Voltando para a capa. Ela é uma ilustração baseada em uma fotografia real de 1966, do casal Maureen Hindley e David Smith, que testemunharam em um assassinato brutal. Em 6 de outubro de 1965, David Smith, Maureen Hindley, a irmã de Maureen chamada Myra Hindley e o namorado dela, Ian Brady, estavam juntos após beberem vinho na casa de Maureen. David foi acompanhar o casal até a casa deles e, quando entrou, viu Ian Brady atacar um homem chamado Edward Evans com um machado.

Em choque, David Smith ajudou os assassinos a limpar o local e, com medo de ser envolvido, voltou para casa, contou o que viu para Maureen Hindley e ligou para a polícia. David virou testemunha principal no julgamento, e a foto famosa que virou ilustração do Goo é do casal dentro do carro chegando no tribunal na época do julgamento.
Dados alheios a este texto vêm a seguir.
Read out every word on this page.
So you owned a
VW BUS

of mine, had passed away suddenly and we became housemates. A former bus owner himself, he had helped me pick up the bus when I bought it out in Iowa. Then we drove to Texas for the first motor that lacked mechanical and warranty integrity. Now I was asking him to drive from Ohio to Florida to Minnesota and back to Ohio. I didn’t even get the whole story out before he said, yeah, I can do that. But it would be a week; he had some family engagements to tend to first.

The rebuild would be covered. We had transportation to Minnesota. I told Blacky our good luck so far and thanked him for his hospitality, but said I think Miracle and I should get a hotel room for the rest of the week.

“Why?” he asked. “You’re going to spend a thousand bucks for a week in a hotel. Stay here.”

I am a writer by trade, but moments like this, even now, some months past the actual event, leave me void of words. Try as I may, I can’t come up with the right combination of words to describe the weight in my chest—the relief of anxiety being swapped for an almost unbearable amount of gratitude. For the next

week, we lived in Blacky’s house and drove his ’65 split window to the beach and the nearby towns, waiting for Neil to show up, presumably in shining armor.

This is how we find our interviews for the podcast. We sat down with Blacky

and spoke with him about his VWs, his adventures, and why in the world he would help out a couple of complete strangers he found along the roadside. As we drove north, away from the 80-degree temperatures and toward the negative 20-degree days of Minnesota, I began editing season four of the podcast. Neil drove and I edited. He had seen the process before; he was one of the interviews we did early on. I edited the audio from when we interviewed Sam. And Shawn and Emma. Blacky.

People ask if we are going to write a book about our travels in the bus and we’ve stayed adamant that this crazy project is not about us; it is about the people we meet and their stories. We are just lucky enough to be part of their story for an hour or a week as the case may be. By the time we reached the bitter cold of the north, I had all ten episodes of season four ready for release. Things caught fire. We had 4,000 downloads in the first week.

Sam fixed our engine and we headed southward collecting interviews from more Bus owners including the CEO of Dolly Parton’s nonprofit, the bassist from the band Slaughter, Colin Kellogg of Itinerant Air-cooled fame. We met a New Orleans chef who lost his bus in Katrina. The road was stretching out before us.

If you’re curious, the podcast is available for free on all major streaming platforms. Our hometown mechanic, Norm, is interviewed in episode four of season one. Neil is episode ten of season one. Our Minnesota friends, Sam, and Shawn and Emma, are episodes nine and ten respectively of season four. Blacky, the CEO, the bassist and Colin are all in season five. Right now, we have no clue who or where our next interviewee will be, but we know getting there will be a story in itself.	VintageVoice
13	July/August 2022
O álbum Goo do Sonic Youth é um marco essencial na história do rock alternativo por vários motivos, tanto musicais quanto simbólicos. Mostrou que uma banda com raízes no punk, no noise rock e no experimentalismo podia alcançar reconhecimento mantendo suas características estéticas. O disco espalhou temas intelectuais, políticos e artísticos que eram pouco discutidos fora do punk e do art rock.

Esse disco não só mudou a minha percepção sobre o rock, como também foi influência direta de bandas como Nirvana, Smashing Pumpkins, Hole, Pixies e My Bloody Valentine. Goo abriu espaço nas rádios e na MTV para um som mais barulhento e distorcido, diferente do hard rock e do pop que dominavam o final dos anos 80. O Goo mostra que rebeldia sonora não precisa ser periférica. Ela pode e deve estar na vitrine, sem perder sua força.

Feliz 35 anos pra essa obra prima do Rock.